Dîné chez Parchappe. Ennui profond ; pas l’intérêt le plus mince, et le loto pour finir, avec de vieilles femmes et des adolescents. Il faut avouer que j’y ai pris de l’intérêt à la fin parce que j’ai gagné. Étrange animal que l’homme !

Je me suis promené plus d’une demi-heure devant ma maison, dans la crotte ; j’avais besoin de respirer. Il était près de minuit quand je suis rentré de cette partie de plaisir.

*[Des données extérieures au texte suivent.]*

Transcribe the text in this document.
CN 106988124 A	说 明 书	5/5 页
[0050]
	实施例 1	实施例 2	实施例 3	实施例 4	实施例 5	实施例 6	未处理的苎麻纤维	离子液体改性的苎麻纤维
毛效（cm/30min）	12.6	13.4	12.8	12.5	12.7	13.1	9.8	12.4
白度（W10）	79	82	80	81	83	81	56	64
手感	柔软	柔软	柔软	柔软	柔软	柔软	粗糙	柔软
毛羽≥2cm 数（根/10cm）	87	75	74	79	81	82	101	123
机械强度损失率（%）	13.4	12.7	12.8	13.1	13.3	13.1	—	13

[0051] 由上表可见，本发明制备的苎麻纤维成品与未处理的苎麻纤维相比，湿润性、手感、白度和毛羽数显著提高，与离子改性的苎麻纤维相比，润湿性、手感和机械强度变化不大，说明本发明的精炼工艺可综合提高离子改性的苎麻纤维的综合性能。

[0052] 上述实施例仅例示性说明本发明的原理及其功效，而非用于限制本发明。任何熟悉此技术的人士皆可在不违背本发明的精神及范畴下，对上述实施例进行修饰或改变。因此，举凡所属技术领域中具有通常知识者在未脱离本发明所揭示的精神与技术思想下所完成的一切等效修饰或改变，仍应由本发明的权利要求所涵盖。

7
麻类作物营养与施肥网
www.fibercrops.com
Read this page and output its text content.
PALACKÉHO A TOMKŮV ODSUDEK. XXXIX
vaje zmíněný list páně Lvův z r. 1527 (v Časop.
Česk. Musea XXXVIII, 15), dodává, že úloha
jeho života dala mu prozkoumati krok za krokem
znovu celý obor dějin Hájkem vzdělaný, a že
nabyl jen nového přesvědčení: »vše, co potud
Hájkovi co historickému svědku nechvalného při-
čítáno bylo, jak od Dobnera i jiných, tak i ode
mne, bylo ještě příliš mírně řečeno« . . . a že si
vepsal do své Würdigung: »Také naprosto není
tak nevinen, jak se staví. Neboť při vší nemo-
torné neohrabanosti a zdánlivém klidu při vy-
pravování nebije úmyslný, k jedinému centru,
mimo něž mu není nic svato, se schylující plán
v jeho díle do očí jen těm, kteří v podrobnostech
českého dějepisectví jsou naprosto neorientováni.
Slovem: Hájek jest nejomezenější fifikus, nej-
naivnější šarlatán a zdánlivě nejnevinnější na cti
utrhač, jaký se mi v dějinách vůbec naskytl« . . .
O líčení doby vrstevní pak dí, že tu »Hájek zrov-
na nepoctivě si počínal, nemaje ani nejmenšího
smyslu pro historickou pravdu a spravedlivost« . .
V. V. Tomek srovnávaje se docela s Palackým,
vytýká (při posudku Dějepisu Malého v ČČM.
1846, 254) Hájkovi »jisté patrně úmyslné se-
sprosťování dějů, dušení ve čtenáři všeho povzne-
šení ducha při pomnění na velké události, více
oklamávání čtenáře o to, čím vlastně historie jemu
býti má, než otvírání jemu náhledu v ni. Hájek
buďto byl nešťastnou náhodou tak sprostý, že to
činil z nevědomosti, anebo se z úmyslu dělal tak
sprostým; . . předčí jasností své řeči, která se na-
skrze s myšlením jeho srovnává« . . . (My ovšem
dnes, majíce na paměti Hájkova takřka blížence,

17 juin. — Je pense, le lendemain dimanche, en me levant, au charme particulier de l’École anglaise. Le peu que j’ai vu m’a laissé des souvenirs. Chez eux, il y a une finesse[1] réelle qui domine toutes les intentions de pastiche qui se produisent çà et là, comme dans notre triste école ; la finesse chez nous est ce qu’il y a de plus rare : tout a l’air d’être fait avec de gros outils et, qui pis est, par des esprits obtus et vulgaires. Otez Meissonier, Decamps, un ou deux autres encore, quelques tableaux de la jeunesse d’Ingres, tout est

  1. Chaque fois que l’on touche à l’opinion de Delacroix sur l’école anglaise de peinture, il convient de se référer à la belle lettre qu’il écrivit à Théophile Silvestre en 1858, que nous avons déjà plusieurs fois citée. Et pourtant on y trouve ce passage qui paraît en contradiction avec ce qu’il note dans son Journal trois années auparavant : « Je ne me soucie plus de revoir Londres : je n’y retrouverais aucun de ces souvenirs-là (Wilkie, Lawrence, Fielding, Ronington), et surtout je ne m’v retrouverais plus le même pour jouir de ce qui s’y voit à présent. L’école même est changée. Peut-être m’y verrais-je forcé de rompre des lances pour Reynolds, pour ce ravissant Gainsborough que vous avez bien raison d’aimer, » Mais ce n’était là qu’une boutade momentanée, car la fin de la lettre prouve d’une façon évidente sa sympathie pour le mouvement préraphaélite. (Corresp., t. II, p. 190, 191.)